Lo cierto es Juan Manuel Galán y Carlos Fernando Galán no están obligados a seguir las ideas que defendió su padre y por las que fue asesinado. La muerte violenta de su progenitor, cuando apenas eran unos adolescentes parece ser suficiente freno a cualquier intento por parecerse políticamente al carismático candidato presidencial, asesinado por sicarios pagados por narco paramilitares y políticos que lo vieron en aquel momento como un riesgo para quienes les había costado consolidar el ethos mafioso que finalmente sirvió para sacar de la carrera presidencial a Galán Sarmiento. 

Algunos los tildan de cobardes, otros, de jugar políticamente con esas fuerzas oscuras del régimen de poder para alcanzar algún día la presidencia de la República. Finalmente, es posible que ellos se asuman como “delfines” que están haciendo la carrera política para llegar a la Casa de Nariño, es decir, están en su derecho de aspirar a dirigir el país por llevar el apellido Galán. Es posible que el régimen de poder los quiera poner en el Solio de Bolívar como una forma de pago por el sufrimiento que significó el cobarde asesinato de su aguerrido padre.  

Cobardes o hábiles jugadores de póker, sobre los hijos del sacrificado político siempre recaerán las exigencias de quienes aún sienten la frustración de no haber podido verlo como presidente de la República.
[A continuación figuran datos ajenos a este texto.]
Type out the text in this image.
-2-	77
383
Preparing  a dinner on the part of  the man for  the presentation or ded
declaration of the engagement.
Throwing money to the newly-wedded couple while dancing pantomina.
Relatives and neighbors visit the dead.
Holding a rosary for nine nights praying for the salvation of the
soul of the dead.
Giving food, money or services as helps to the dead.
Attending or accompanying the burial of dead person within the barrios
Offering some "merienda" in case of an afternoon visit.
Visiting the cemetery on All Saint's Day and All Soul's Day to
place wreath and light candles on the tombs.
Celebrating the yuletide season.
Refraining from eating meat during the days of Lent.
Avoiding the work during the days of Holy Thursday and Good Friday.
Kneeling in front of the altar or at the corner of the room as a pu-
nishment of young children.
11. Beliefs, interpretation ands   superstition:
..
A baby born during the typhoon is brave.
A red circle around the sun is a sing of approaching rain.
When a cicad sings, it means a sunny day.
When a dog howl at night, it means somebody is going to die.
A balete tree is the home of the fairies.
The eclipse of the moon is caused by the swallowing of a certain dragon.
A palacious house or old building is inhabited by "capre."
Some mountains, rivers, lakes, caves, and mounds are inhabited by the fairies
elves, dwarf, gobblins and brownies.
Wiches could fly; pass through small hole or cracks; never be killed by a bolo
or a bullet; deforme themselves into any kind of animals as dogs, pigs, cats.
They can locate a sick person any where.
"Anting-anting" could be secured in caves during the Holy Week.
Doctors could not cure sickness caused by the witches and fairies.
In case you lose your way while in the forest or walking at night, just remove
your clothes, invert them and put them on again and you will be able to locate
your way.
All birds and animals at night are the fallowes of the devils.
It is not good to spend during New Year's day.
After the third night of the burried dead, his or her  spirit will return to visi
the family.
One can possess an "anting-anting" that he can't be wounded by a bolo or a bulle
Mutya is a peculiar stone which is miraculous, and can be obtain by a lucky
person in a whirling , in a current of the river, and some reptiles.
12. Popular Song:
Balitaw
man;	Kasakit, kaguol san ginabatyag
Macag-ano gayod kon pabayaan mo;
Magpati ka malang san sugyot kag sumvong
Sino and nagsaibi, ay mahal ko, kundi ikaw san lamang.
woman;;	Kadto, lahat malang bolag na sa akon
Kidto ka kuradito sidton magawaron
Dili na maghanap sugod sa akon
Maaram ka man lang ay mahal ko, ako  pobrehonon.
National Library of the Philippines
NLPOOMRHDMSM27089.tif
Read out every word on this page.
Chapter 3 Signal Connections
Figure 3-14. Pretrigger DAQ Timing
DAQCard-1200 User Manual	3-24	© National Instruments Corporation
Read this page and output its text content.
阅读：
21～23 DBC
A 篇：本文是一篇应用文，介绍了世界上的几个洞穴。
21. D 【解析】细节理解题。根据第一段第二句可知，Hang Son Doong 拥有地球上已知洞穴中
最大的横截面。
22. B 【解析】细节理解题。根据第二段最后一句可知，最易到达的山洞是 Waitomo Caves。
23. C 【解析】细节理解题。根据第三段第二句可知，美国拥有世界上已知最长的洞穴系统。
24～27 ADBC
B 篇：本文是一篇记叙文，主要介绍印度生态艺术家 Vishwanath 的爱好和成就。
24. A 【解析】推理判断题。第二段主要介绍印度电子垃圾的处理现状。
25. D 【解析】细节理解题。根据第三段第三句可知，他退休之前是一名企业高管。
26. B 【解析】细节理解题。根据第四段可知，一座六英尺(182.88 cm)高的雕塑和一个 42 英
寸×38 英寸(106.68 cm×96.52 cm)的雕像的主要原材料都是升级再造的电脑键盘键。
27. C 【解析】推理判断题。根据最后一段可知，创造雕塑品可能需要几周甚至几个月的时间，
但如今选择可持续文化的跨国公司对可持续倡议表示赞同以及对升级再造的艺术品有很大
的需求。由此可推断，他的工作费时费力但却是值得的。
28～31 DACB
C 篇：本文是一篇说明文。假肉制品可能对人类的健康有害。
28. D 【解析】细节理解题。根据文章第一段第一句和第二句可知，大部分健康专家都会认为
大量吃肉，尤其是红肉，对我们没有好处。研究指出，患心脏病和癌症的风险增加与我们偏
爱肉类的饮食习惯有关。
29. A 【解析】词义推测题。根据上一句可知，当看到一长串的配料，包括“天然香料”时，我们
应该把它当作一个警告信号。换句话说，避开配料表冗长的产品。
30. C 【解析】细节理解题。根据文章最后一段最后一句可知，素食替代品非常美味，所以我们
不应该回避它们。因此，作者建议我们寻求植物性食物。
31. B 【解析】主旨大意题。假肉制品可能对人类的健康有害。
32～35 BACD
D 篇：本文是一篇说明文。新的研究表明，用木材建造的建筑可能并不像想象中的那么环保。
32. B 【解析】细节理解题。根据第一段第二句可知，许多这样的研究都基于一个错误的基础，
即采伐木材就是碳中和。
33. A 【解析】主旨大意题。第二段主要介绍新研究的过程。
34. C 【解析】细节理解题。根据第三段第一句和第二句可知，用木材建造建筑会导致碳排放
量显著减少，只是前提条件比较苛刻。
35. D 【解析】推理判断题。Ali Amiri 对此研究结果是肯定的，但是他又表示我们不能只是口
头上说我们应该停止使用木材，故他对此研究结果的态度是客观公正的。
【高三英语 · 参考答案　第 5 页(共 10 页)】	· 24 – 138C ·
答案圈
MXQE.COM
Lo que sí es evidente es que les falta exponer algo de la rebeldía de Luis Carlos Galán cuando fundó el Nuevo Liberalismo, al notar el declive del partido Liberal, convertido en un nido burocrático y alejado de las ideas liberales.    

Exigirles a los hijos del sacrificado líder que levanten su voz en contra de esos sectores de poder económico, social y político que Luis Carlos Galán señaló y combatió es exponerlos a que tengan la misma suerte de su progenitor. Carlos Fernando y Juan Manuel saben muy bien de lo que son capaces el Establecimiento y en particular los agentes señalados de haber participado del crimen de su padre, con tal de evitar que ellos asuman el proyecto político del excandidato presidencial inmolado. Eso sí, las críticas que reciben a diario son válidas en la medida en que los seguidores y admiradores del sacrificado líder del Nuevo Liberalismo los asumen como obligados herederos del ideario político del difunto.  

El error entonces está en las expectativas creadas por quienes creen que basta con ser hijo de Luis Carlos Galán para que sus ideas sigan vivas y haciendo parte del sueño de esa parte de la sociedad que vio al sacrificado político como la posibilidad de cambio en la convulsionada época de los 90.